Several studies suggested that patients would decline quantity of life in the absence of quality [1]. A common misunderstanding patients and families have is that CPR would keep patients alive and living as they were before the code. The patient and family may had the misconception that there would be less care and fewer interventions. Further efforts should be offered to increase patients and their families’ awareness about the meaning of DNR order [15]. Many studies showed that age alone wasn’t a contraindication for therapeutic interventions, but only one among several factors to be considered in determining the risks and benefits of a given treatment. Age alone wasn’t the main determinant of CP success [16,17].

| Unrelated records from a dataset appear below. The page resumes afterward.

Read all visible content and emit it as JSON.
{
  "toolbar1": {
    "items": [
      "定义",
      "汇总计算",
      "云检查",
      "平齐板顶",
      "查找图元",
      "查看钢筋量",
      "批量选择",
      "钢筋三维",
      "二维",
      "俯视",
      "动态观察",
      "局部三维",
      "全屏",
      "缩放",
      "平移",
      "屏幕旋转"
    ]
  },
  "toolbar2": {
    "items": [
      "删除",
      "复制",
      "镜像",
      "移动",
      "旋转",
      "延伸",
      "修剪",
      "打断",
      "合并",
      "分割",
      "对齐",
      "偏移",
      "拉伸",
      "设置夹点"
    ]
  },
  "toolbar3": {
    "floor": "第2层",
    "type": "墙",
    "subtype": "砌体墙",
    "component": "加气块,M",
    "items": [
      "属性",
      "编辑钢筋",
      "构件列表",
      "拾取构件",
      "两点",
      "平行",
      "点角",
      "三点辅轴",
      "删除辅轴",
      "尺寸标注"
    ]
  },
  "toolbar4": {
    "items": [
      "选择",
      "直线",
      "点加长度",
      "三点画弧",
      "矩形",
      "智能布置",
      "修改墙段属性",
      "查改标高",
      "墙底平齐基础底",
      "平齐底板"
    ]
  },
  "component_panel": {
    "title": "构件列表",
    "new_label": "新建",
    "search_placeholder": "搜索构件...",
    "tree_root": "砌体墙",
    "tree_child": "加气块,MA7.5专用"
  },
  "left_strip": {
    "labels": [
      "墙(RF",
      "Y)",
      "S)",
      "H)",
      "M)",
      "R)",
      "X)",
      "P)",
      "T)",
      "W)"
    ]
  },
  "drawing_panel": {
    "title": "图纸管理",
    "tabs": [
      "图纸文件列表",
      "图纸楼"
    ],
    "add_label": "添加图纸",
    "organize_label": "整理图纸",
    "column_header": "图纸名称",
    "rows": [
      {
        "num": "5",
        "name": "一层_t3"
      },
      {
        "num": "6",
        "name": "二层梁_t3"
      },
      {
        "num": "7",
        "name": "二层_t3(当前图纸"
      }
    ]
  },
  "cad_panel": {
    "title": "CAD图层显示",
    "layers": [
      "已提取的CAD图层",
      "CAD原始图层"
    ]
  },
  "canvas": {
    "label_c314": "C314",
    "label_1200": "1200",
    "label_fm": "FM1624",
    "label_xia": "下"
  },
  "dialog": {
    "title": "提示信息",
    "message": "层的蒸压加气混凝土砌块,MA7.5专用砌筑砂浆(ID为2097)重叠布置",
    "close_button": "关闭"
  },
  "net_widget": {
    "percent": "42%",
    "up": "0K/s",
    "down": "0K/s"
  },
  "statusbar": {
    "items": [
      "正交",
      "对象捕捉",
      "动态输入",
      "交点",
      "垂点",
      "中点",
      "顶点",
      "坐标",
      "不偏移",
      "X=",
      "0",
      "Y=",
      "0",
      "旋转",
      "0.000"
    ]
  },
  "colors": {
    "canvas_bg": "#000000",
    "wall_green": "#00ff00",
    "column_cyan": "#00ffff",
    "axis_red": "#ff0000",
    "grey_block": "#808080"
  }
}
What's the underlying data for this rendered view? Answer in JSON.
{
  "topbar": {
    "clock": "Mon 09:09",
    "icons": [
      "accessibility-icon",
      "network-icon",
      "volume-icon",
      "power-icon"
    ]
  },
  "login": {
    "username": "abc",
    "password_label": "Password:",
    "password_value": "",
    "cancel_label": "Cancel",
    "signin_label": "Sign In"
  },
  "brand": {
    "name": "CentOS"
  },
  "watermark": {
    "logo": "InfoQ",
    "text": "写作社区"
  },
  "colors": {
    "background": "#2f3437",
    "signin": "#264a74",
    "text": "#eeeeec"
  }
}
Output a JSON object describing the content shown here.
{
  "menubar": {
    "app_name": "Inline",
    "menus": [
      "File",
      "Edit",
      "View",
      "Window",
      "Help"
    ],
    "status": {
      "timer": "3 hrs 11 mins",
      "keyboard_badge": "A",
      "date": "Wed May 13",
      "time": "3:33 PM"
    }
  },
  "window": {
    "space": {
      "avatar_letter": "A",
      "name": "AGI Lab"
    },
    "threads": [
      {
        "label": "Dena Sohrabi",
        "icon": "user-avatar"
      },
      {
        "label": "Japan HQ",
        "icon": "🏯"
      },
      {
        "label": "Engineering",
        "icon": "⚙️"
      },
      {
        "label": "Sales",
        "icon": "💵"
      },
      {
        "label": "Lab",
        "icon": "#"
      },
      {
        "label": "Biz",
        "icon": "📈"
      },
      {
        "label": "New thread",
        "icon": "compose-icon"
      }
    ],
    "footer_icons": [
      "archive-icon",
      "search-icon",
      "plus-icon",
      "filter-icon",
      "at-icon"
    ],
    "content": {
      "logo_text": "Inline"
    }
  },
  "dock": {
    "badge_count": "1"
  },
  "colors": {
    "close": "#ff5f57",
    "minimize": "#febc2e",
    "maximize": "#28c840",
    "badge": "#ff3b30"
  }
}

Medical schools and residency programs didn’t require formal training in communication and decision-making about DNR orders. There would be increasing demands on educators to teach end-of-life issues and communication with patients about goals of care and preferences regarding resuscitation. Most residents usually learn to lead DNR discussions informally through a “see one, do one, teach one” approach whereby misconceptions about DNR orders and inappropriate approaches could be perpetuated [18,19]. Residents mention lack role models as a reason for their lack of competence in conducting DNR discussions [18,20].

Conclusion

(1) Majority of the residents had misunderstanding regarding DNR patient care and comfortable care. There is a need for developing a structured residency program curriculum to address resident skills in end-of-life care. (2) Encouraged discussions DNR issues in the outpatient setting could prevent unwanted resuscitation in the acute setting. (3) Efforts are needed to increase patients and their families’ awareness about the meaning of DNR order. (4) There is a need to unify and improve quality of care provided to DNR patients by developing specific strategies within a framework of goals of care.

Conflict of interest

The authors have no conflicts of interest and no financial relationships with any organizations that might have an interest in the submitted work.